Luego vinieron los discos compactos, menos románticos pero con un sonido más limpio; los costes de fabricación eran muchísimos más bajos y los precios al público iguales, o superiores, a los vinilos; pero se trataba del futuro. Más fríos y menos espectaculares, con una grafismo e información demasiado comprimidos. Se acabaron los ceremoniales, pero se trataba de escuchar música y aquello la reproducía de una forma mucho más detallada; desaparecido el rozamiento del diamante en el microsurco el láser ofrecía un sonido sin roces ni polvo. Como en la mayor o menor pixelación de cualquier imagen y su consiguiente nitidez, la calidad digital del reproductor ofrecía detalles hasta más allá del límite del oído humano. Con la muy importante novedad de que en este caso no tenías que levantarte para darle la vuelta al disco y escuchar la cara b, todo un lujo que, con un mando a distancia, podía prolongar las escuchas y su disfrute sin interrupciones las veces que quisieras. El resultado final también tenía que ver con la calidad del equipo y era cuestión de bolsillo, pero si te gusta la música… Por entonces ya sonaban las absurdas discusiones entre, digamos, antiguos y modernos sobre qué soporte ofrecía más calidad y detalles de sonido, es decir, se oía mejor; una pugna que podía ser interminable porque dependía tanto de la grabación como de las virtudes del equipo tomado como referencia por los discutidores. Discusiones en las que solía olvidarse lo realmente importante, la música, porque se trataba de música, independientemente del mayor o menor romanticismo de soportes y envoltorios.
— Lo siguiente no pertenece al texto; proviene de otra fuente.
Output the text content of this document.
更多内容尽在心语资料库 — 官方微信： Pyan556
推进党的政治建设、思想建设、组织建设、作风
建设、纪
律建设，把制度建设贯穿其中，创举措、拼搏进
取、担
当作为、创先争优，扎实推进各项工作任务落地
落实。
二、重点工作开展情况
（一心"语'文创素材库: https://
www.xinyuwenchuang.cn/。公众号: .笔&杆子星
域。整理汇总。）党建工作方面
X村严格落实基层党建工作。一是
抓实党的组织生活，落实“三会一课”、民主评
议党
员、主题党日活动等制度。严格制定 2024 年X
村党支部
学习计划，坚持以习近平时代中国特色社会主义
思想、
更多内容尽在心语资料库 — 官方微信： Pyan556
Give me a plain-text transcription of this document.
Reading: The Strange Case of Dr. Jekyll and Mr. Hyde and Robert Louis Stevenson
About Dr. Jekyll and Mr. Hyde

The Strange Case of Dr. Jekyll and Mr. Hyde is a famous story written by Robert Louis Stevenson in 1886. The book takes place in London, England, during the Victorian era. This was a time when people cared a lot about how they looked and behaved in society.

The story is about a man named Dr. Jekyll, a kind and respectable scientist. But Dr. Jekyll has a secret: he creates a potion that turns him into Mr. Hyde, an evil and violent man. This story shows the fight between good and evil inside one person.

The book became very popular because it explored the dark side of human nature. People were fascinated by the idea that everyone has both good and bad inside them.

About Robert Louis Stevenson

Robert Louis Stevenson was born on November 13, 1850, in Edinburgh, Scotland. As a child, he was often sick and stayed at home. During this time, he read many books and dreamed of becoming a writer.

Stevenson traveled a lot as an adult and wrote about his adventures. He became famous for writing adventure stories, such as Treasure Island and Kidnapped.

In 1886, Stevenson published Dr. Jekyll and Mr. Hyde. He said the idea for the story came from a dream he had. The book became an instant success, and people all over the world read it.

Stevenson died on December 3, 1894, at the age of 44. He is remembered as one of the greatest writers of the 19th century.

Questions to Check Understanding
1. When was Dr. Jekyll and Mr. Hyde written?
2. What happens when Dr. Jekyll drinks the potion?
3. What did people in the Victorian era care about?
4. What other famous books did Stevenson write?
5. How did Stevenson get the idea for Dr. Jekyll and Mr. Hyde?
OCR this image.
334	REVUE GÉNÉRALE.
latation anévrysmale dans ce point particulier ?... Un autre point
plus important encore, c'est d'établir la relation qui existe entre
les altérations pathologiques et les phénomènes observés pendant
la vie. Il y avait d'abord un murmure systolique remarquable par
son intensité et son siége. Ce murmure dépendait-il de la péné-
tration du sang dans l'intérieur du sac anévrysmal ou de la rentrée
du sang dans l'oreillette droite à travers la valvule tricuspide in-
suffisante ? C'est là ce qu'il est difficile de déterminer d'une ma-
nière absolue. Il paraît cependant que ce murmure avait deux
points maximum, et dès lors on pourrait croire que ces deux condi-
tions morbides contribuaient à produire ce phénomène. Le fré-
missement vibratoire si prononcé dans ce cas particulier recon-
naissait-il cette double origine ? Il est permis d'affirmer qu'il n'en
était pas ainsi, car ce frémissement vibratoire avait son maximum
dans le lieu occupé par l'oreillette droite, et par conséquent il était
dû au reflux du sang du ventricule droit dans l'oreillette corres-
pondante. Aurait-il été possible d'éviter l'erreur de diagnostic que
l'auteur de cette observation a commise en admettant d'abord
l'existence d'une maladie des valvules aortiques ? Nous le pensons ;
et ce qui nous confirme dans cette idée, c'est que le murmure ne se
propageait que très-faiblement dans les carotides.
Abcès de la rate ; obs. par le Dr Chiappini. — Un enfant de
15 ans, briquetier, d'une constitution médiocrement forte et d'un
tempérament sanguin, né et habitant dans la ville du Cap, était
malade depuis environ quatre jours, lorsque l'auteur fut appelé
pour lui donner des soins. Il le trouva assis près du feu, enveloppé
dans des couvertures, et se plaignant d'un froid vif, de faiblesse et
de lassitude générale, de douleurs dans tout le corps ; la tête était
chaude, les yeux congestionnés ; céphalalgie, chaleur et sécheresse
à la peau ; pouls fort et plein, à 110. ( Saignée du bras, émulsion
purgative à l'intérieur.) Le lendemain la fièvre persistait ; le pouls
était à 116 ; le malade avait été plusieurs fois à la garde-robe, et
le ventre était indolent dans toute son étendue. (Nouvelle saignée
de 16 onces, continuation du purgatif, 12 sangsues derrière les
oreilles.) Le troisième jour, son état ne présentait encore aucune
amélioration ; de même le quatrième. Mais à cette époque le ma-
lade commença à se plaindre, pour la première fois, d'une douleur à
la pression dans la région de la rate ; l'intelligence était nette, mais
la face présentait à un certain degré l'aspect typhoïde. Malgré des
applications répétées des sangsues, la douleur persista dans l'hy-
Hablo de escuchar música, escuchar y disfrutar, independientemente de detalles, placeres o ceremonias previas, igualmente atractivas pero que son otra cosa que escuchar música. Música que eliges, adquieres y disfrutas porque te gusta tal o cual tipo o artista y entiendes que un disco suele ser el soporte en el que ofrecer una obra concreta con principio y final. No hablo de emisoras, aplicaciones o portales informáticos que presumen de atracarte de la misma música las veinticuatro horas del día porque piensan que careces de discernimiento, presumiendo además de saber lo que prefieres -mejor incluso que tú mismo. Te gusta la música y eliges qué, cuándo y cómo, no hay otro modo, y desconfías de supuestos expertos que en muchos casos no desean otra cosa que ningunearte a costa de hacerte perder el criterio.
Y para escuchar y disfrutar la música también sirve, por ejemplo y al margen de nostalgias, romanticismos y discusiones estúpidas, una pequeña memoria USB que tú mismo te has encargado previamente de seleccionar y almacenar, en número casi ilimitado, decenas y decenas de discos y canciones que puedes escuchar cuando y de la forma y modo que desees. Es cierto que ha desaparecido toda estética y ceremonial porque nos hemos centrado en lo más importante, el motivo principal, la música, su escucha y el placer de su disfrute. Así que, olvidadas las aburridas discusiones respecto al mejor soporte, si las grabaciones son decentes y también la calidad del equipo reproductor estamos ante el mayor gozo, poder elegir desde el mismo lugar qué música deseas escuchar, cómo, o cuánta, porque el placer no puede tener fin, tanto como el cuerpo o el ánimo aguante.